What you think he should be doing and what he has decided as an individual, grown person to do, whether it's right or wrong, is his decision, right? Try to adopt the attitude that he's making those decisions he thinks are best for him. Ultimately, it may be that those very same decisions are best for you too.
But for now, I must tell you, I always wonder when a read a similar post where the WAS is described as being rude, angry, whatever, and no doubt their behavior is something as described. But it takes two, and I always wonder what the author of the post contributed. They will usually deny that they were anything less than near-perfect, and minimize whatever they did or said, or not even realize the unintended effect on the other that provoked the others' behavior. It's like that old saying, there's his side, there's her side, then there's the truth.
So it's helpful for you to look back at the event you described and examine it to see what you could've done better on your part, how you may have handled the sitch better. By writing this, I'm not assigning blame to you, you understand?
I let him hurt me to many times. Now I am wonderfing what is wrong with me for letting him keep abusing me.
You need to keep boundaries intact. The other thing is that you mustn't let other people affect you so.
I guess that I am starting to realize that it will not work out.
I think Richard Burton said that originally about Liz Taylor.
but belive me I wish that I knew how to be rude so that I might hurt him but I dont have it in me.
Don't think those thoughts, get rid of that behavior. I can tell you from what I've around the net that having the habit once in a while to feel like that will delay your healing process indefinitely. You can heal faster, better, or linger for many years hurting. It's up to you.

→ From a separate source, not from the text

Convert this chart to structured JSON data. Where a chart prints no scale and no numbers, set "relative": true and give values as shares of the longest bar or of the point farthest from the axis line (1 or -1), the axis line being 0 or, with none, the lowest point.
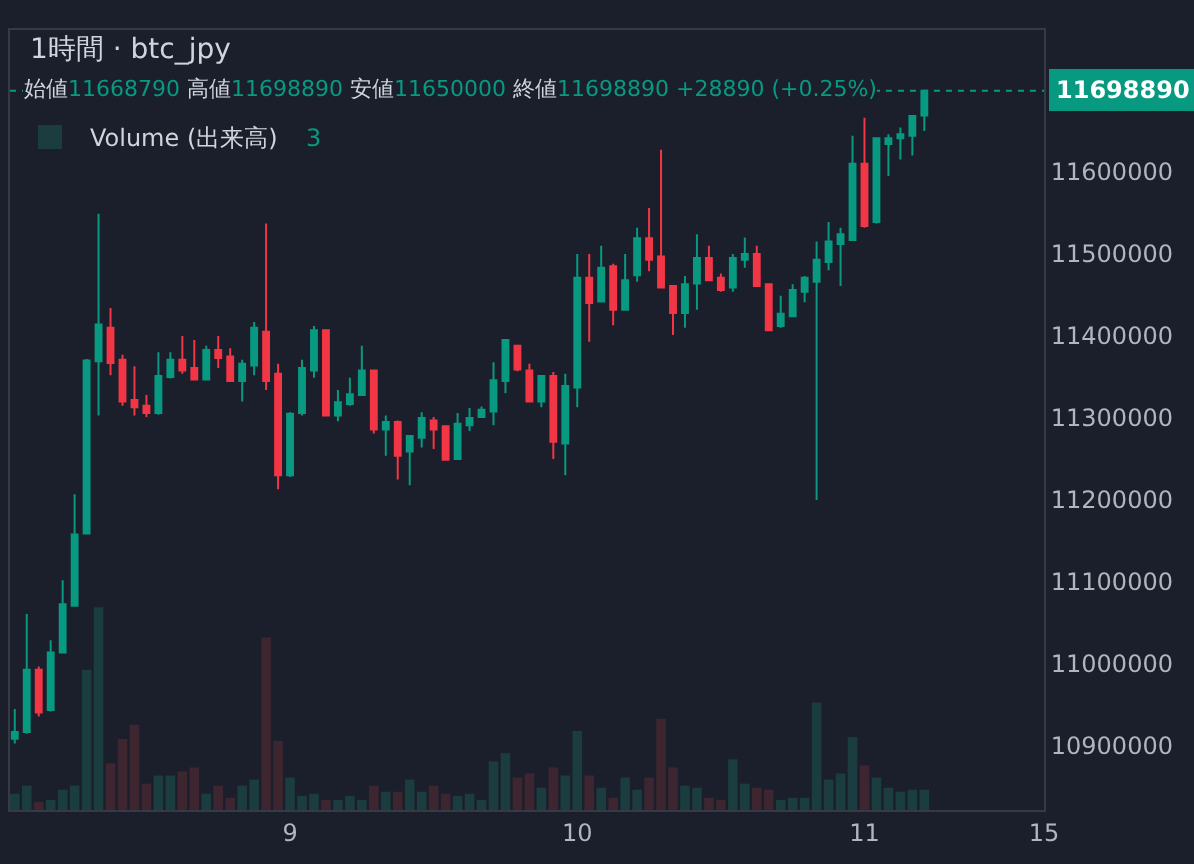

H said that he doesn't want a D...how am I suppose to take that...he told me that he sees OW and they kiss but what am I suppose to do wait around until they have decided to do something. I really would like to know what to do? Any suggestions on what to say or do? I always felt that the only way to make him feel the way that I so is to succeed and not show pain. Any suggestions?
While H is unsure of what he wants, that doesn't mean you need to wait on him. Move forward. The best way to take care of yourself and to attract him, if that's going to happen, is to actually let him go and you focus on yourself.